Hawaii's Diversification/High Tech Tax Incentives - Act 221/215
In short, Act 221/215 is probably the most aggressive packages of tax incentives in the USA, providing a 100% tax credit against Hawaii State taxes, for equity investments in Qualified High Tech Companies (QHTB). Investors claim this credit front-loaded over five years. QHTB's are involved in one or more of the following activities:
Non Profit investors or investors who do not have Hawaii income tax liabilities (e.g. investors from out of state) can have their investment be claimed by other investors in the deal who do have Hawaii income tax liabilities, although the additional credit claimed is capped at 1.5 times the Hawaii tax payer's investment. This provision is to encourage Hawaii investors, who as a group have historically invested primarily in real estate, to partner with mainland investors who are more experienced in investing in "knowledge work" based companies. The mainland investors, in turn are more likely to invest when there are local investors involved.
There are other benefits including a 20% refundable tax credit for research and development (as defined by the Federal Internal Revenue Code), no Hawaii income tax on royalty income paid on the licensing of intellectual property, and more.
Here is an overview of Act 221 by Ray Kamikawa, the lawyer who as State Tax Director wrote the law, and is now in private practice helping businesses take advantage of the law. Ray Kamikawa Summary
You may obtain a comfort ruling from the State Tax Department verifying whether or not you are eligible for the benefits. Go to Department of Taxation High Tech Tax Incentives to read more and to download the draft comfort letter that you will customize for your situation. This will include inserting two or three paragraphs under "Statement of Facts" briefly describing your company, why you qualify for the tax incentives, your goals over the next five year, and why you and your team have the background to pull this off. In a two to three page Exhibit A you will elaborate on the "Statement of Facts" describing milestones for each of the projeted five years including expected jobs created and investment. You will also need to list existing owners of your company and the nature of their investment. Information on the Tax Dept. site is posted last in first out, so you will need to go to the bottom of the site to get the basic info. Also if you are reading this page offline, go to http://www.hawaii.gov/tax (the full URL is long and complicated) and then pick the quick link on the top right corner for High Tech Tax Incentives. As of January 2006 there is a $1,000 fee for reviewing proposed comfort letters This has helped to finance staff to do the reviews and is significantly speeding up the process.
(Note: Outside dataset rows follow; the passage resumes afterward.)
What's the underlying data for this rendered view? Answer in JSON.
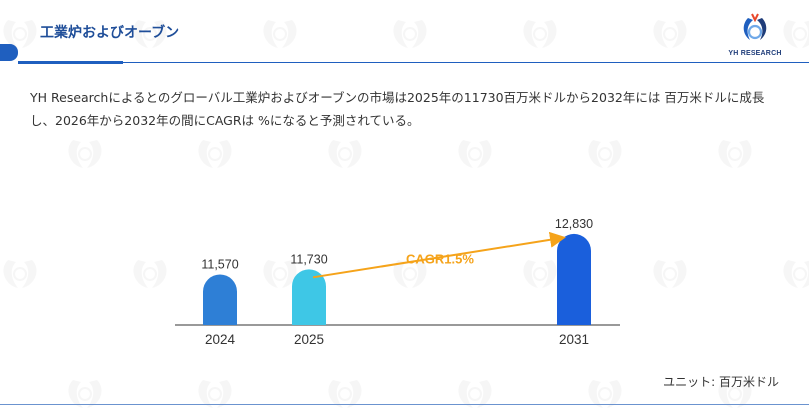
{
  "header": {
    "title": "工業炉およびオーブン",
    "logo_text": "YH RESEARCH"
  },
  "description": "YH Researchによるとのグローバル工業炉およびオーブンの市場は2025年の11730百万米ドルから2032年には 百万米ドルに成長し、2026年から2032年の間にCAGRは %になると予測されている。",
  "chart_data": {
    "type": "bar",
    "categories": [
      "2024",
      "2025",
      "2031"
    ],
    "values": [
      11570,
      11730,
      12830
    ],
    "value_labels": [
      "11,570",
      "11,730",
      "12,830"
    ],
    "bar_colors": [
      "#2e7fd6",
      "#3ec7e6",
      "#1a5fdc"
    ],
    "annotation": "CAGR1.5%",
    "annotation_color": "#f5a31a",
    "ylim": [
      0,
      14000
    ],
    "grid": false,
    "legend": "none"
  },
  "unit_label": "ユニット: 百万米ドル",
  "colors": {
    "accent": "#1f5fbf",
    "title": "#1f4e99"
  }
}
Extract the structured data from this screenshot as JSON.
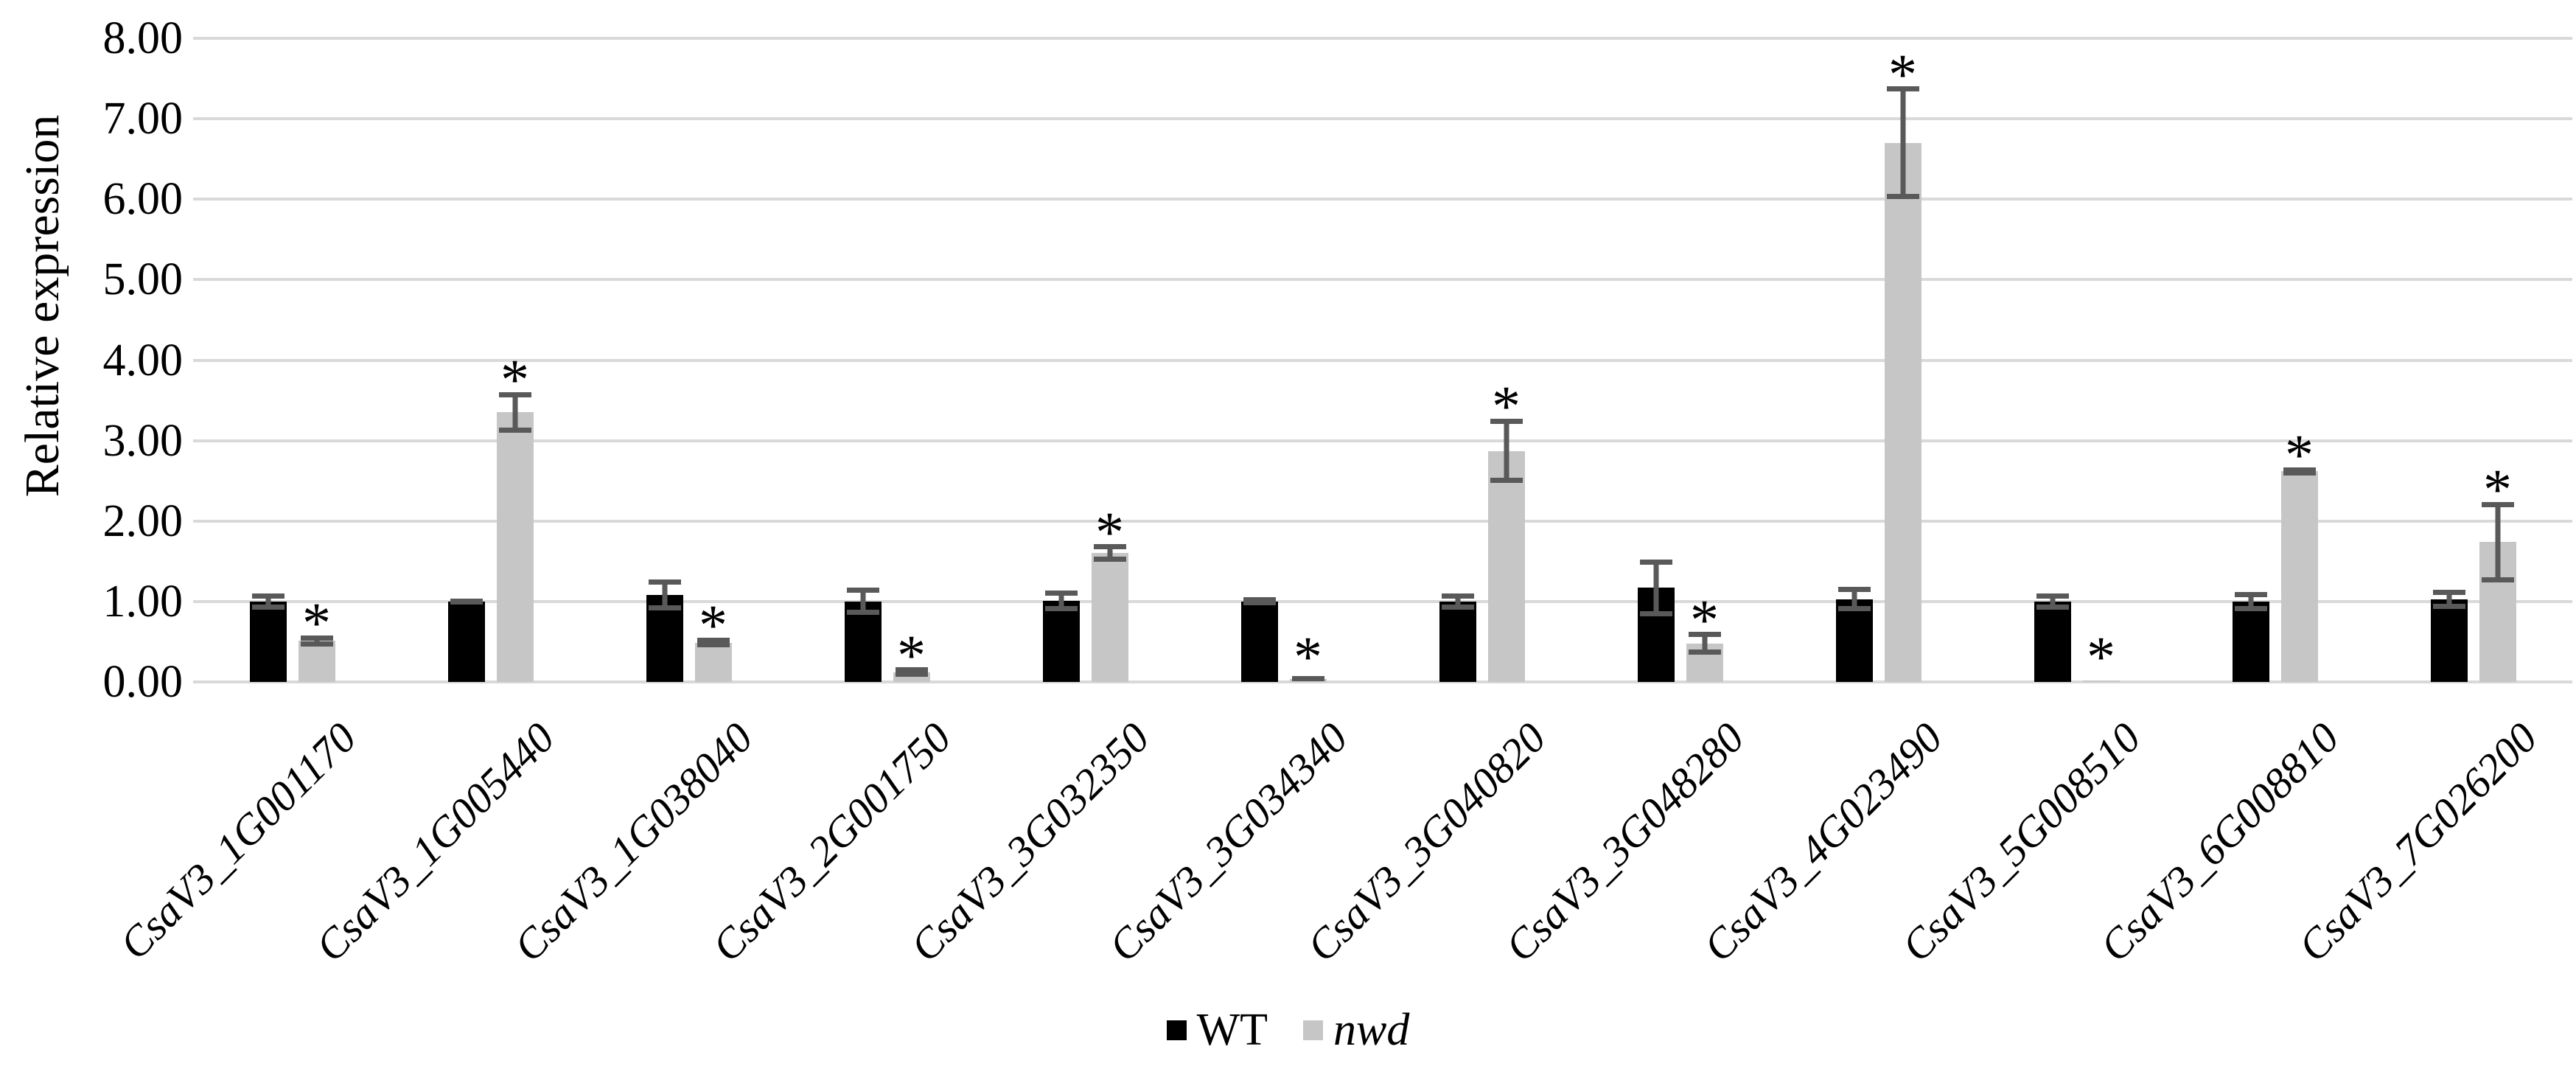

Act 221 was passed in the spring of 2001 with bipartisan support in the Hawaii Legislature. In 2003 Governor Lingle expressed concern that Act 221 was going to cost too much and that it was being abused. She proposed making changes to the law and after two legislative sessions there have been some small modifications and an extension of the law until 2010 (Act 215). The controversy has made some investors and accountants skittish about using Act 221. The Tax Department has announced from time to time that they are conducting audits. However, to date I am not aware of any cases of abuse that have been made public. As with all business dealings, it is important to have a solid business plan, and be prepared to be audited.
Also when you are obtaining an equity investment you should have an appropriate accountant and lawyer review your plans and make sure you are complying with securities law, doing all of the appropriate documentation and providing the required disclosures before undertaking this kind of investment activity.
Investing in non-real estate type business investments is still very new for Hawaii and many of the lawyers and accountants are still getting up to speed, so it can be very frustrating. However over $100 million has been invested under Act 221 since 2001 as of the spring of 2004 which represents the most dramatic move towards diversifying Hawaii's economy in recent history.